The ritual is thought to have started when Princess Roro Anteng and Prince Joko Seger, believed to be the ancestors of the Tengger ethnic people, prayed to the gods to bestow them with offspring.
After having 25 children, the deities asked the last one, Raden Kusuma, to be sacrificed in the Bromo crater.
Raden Kusuma obeyed and plunged into the volcano's crater while calling on the Tengger community to express gratitude to Sang Yang Widi, the Almighty God, and beg for prosperity by offering sacrifices in the form of some property or agricultural produce and cattle every year during the full moon of the 14th of Kasada, the 10th month of the Tengger calendar.
This year's ritual was held on the night of July 9 to 10 as the full moon reached its peak.
A week before the ritual, Tengger people from various regions and religious backgrounds gathered to take part in the ritual.
They started by collecting sacred water from Widodaren cave on the slope of Mount Batok, which was taken to their spiritual leaders to be prayed for before being later offered to the Bromo crater.
The culmination of the ritual began with prayers conducted by all spiritual leaders at Mt.
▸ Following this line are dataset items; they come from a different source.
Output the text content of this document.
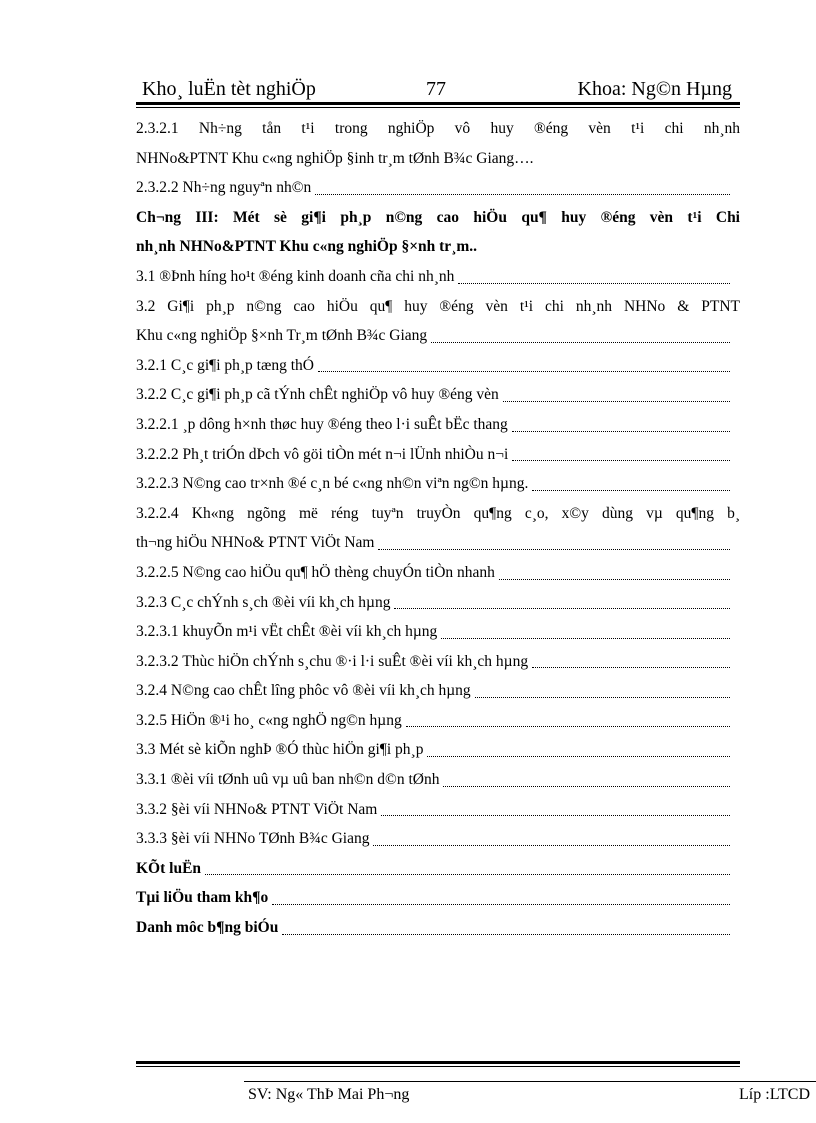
Kho¸ luËn tèt nghiÖp	77	Khoa: Ng©n Hµng
2.3.2.1 Nh÷ng tån t¹i trong nghiÖp vô huy ®éng vèn t¹i chi nh¸nh
NHNo&PTNT Khu c«ng nghiÖp §inh tr¸m tØnh B¾c Giang….
2.3.2.2 Nh÷ng nguyªn nh©n
Ch¬ng III: Mét sè gi¶i ph¸p n©ng cao hiÖu qu¶ huy ®éng vèn t¹i Chi
nh¸nh NHNo&PTNT Khu c«ng nghiÖp §×nh tr¸m..
3.1 ®Þnh híng ho¹t ®éng kinh doanh cña chi nh¸nh
3.2 Gi¶i ph¸p n©ng cao hiÖu qu¶ huy ®éng vèn t¹i chi nh¸nh NHNo & PTNT
Khu c«ng nghiÖp §×nh Tr¸m tØnh B¾c Giang
3.2.1 C¸c gi¶i ph¸p tæng thÓ
3.2.2 C¸c gi¶i ph¸p cã tÝnh chÊt nghiÖp vô huy ®éng vèn
3.2.2.1 ¸p dông h×nh thøc huy ®éng theo l·i suÊt bËc thang
3.2.2.2 Ph¸t triÓn dÞch vô göi tiÒn mét n¬i lÜnh nhiÒu n¬i
3.2.2.3 N©ng cao tr×nh ®é c¸n bé c«ng nh©n viªn ng©n hµng.
3.2.2.4 Kh«ng ngõng më réng tuyªn truyÒn qu¶ng c¸o, x©y dùng vµ qu¶ng b¸
th¬ng hiÖu NHNo& PTNT ViÖt Nam
3.2.2.5 N©ng cao hiÖu qu¶ hÖ thèng chuyÓn tiÒn nhanh
3.2.3 C¸c chÝnh s¸ch ®èi víi kh¸ch hµng
3.2.3.1 khuyÕn m¹i vËt chÊt ®èi víi kh¸ch hµng
3.2.3.2 Thùc hiÖn chÝnh s¸chu ®·i l·i suÊt ®èi víi kh¸ch hµng
3.2.4 N©ng cao chÊt lîng phôc vô ®èi víi kh¸ch hµng
3.2.5 HiÖn ®¹i ho¸ c«ng nghÖ ng©n hµng
3.3 Mét sè kiÕn nghÞ ®Ó thùc hiÖn gi¶i ph¸p
3.3.1 ®èi víi tØnh uû vµ uû ban nh©n d©n tØnh
3.3.2 §èi víi NHNo& PTNT ViÖt Nam
3.3.3 §èi víi NHNo TØnh B¾c Giang
KÕt luËn
Tµi liÖu tham kh¶o
Danh môc b¶ng biÓu
SV: Ng« ThÞ Mai Ph¬ng	Líp :LTCD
Bromo's Luhur Poten temple, where diverse offerings or sacrifices were arranged by means of bamboo containers called ongkek.
After being blessed by the spiritual chiefs, the ongkek from several villages were dropped into the Bromo crater as it neared sunrise.
The event inevitably drew the attention of a wide range of tourists seeking to witness the exotic spectacle and local culture.
This year around, a number of cultural figures and artists from many parts of Indonesia also marked the 200th anniversary of Thomas Stamford Raffles' arrival at Mt. Bromo as described in his History of Java, on the eve of the ritual, while the dance drama programme added more charm to Bromo's exoticism.